Hisama Kaoru, Valadez Huerta Gerardo, Koyama Michihisa
Research Initiative for Supra-Materials, Shinshu University, Nagano, Japan.
J Comput Chem. 2024 Dec 15;45(32):2805-2811. doi: 10.1002/jcc.27487. Epub 2024 Aug 23.
Computational understanding of the liquid-electrode interface faces challenges in efficiently incorporating reactive force fields and electrostatic potentials within reasonable computational costs. Although universal neural network potentials (UNNPs), representing pretrained machine learning interatomic potentials, are emerging, current UNNP models lack explicit treatment of Coulomb potentials, and methods for integrating additional charges on the electrode remain to be established. We propose a method to analyze liquid-electrode interfaces by integrating a UNNP, known as the preferred potential, with Coulomb potentials using the ONIOM method. This approach extends the applicability of UNNPs to electrode-liquid interface systems. Through molecular dynamics simulations of graphene-water and graphene oxide (GO)-water interfaces, we demonstrate the effectiveness of our method. Our findings emphasize the necessity of incorporating long-range Coulomb potentials into the water potential to accurately describe water polarization at the interface. Furthermore, we observe that functional groups on the GO electrode influence both polarization and capacitance.

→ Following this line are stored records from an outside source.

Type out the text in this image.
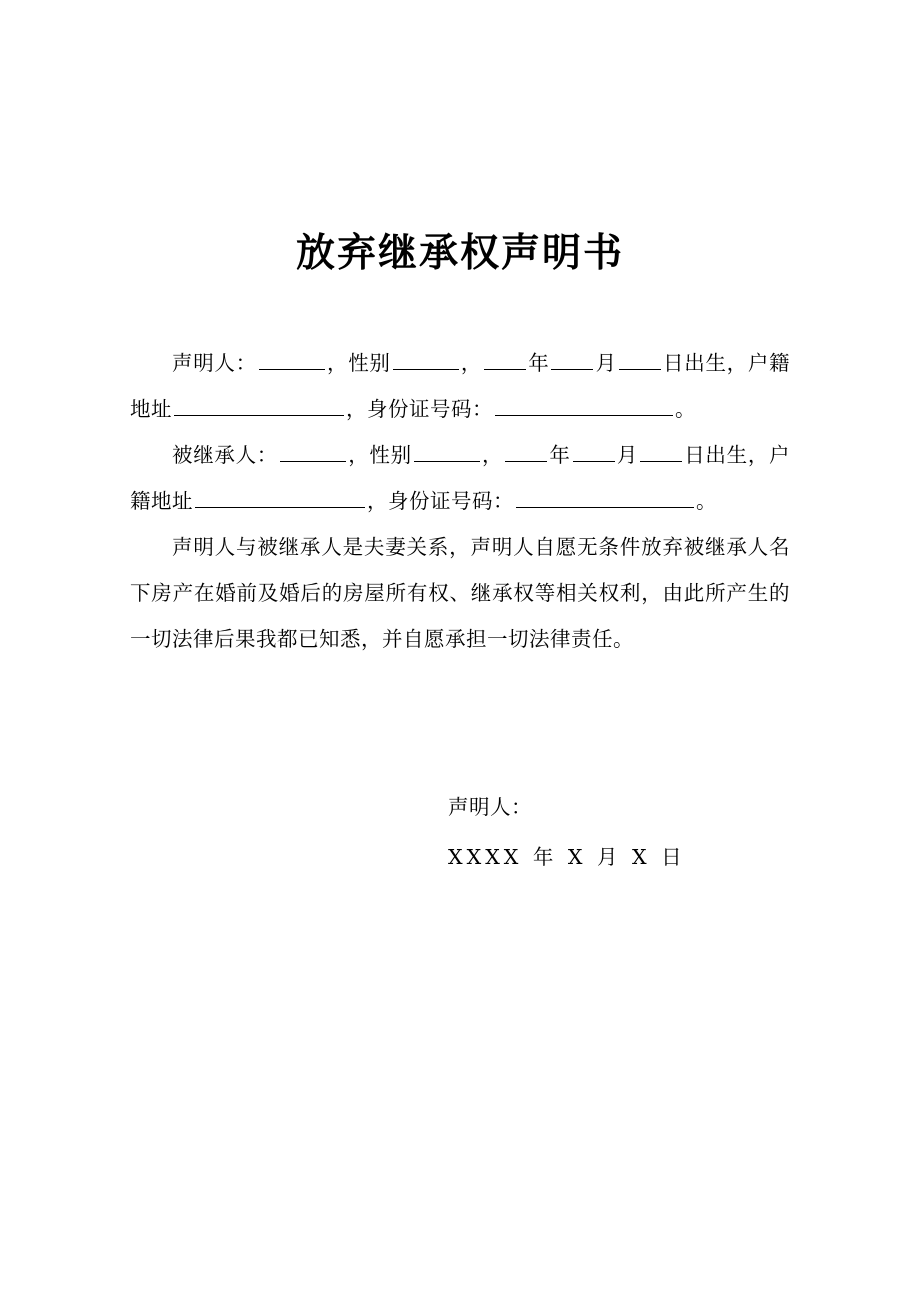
放弃继承权声明书

声明人：	，性别	， 年 月 日出生，户籍地址	，身份证号码：	。

被继承人：	，性别	， 年 月 日出生，户籍地址	，身份证号码：	。

声明人与被继承人是夫妻关系，声明人自愿无条件放弃被继承人名下房产在婚前及婚后的房屋所有权、继承权等相关权利，由此所产生的一切法律后果我都已知悉，并自愿承担一切法律责任。

声明人：

XXXX 年 X 月 X 日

对液-电极界面的计算理解面临着挑战,即在合理的计算成本内有效地纳入反应力场和静电势。尽管表示预训练机器学习原子间势的通用神经网络势(UNNPs)正在兴起,但目前的UNNP模型缺乏对库仑势的明确处理,并且在电极上整合额外电荷的方法仍有待建立。我们提出了一种方法,通过使用ONIOM方法将一种称为首选势的UNNP与库仑势相结合来分析液-电极界面。这种方法将UNNPs的适用性扩展到电极-液体界面系统。通过对石墨烯-水和氧化石墨烯(GO)-水界面的分子动力学模拟,我们证明了我们方法的有效性。我们的研究结果强调了将长程库仑势纳入水势以准确描述界面处水极化的必要性。此外,我们观察到GO电极上的官能团会影响极化和电容。